A laminated film comprising a polylactic acid-based polymer as a main component and having at least a heat seal layer and a base material layer,
In the heat seal layer, a polylactic acid polymer having a ratio of L lactic acid to D lactic acid of 93: 7 to 89:11 and an aliphatic polyester having a glass transition temperature (Tg) of 0 ° C. or less are in a mass ratio. It contains 0.07 to 0.25 parts by mass of particles having an average particle diameter of 1.5 to 4 μm, with respect to 100 parts by mass of the resin composition configured at a ratio of 100: 0 to 65:35.
In the base material layer, the ratio of L lactic acid and D lactic acid is 100: 0 to 93: 7, and the aliphatic polyester having a glass transition temperature (Tg) of 0 ° C. or less is in a mass ratio.

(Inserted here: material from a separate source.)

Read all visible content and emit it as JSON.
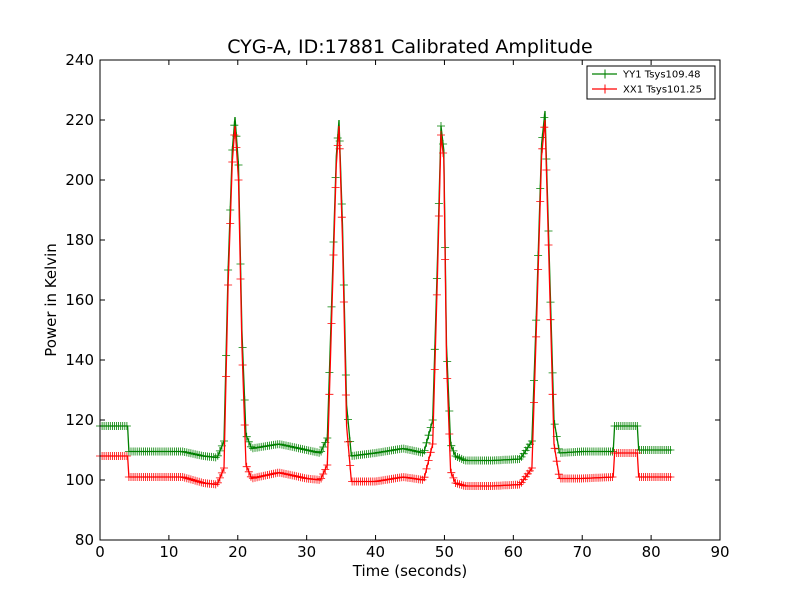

It contains 0.07 to 0.25 parts by mass of particles having an average particle diameter of 1.2 to 4 μm with respect to 100 parts by mass of the resin composition constituted at a ratio of 90:10 to 70:30,
And in all the laminated films, pillow packaging, wherein the polylactic acid polymer and the aliphatic polyester having a glass transition temperature (Tg) of 0 ° C. or less are in a mass ratio of 92: 8 to 70:30. Polylactic acid based laminated biaxially stretched film. 2. The polylactic acid-based laminated biaxially stretched film for pillow packaging according to claim 1, wherein the heat seal strength is 1 N / 15 mm or more. A package comprising the polylactic acid-based laminated biaxially stretched film for pillow packaging according to claim 1 or 2.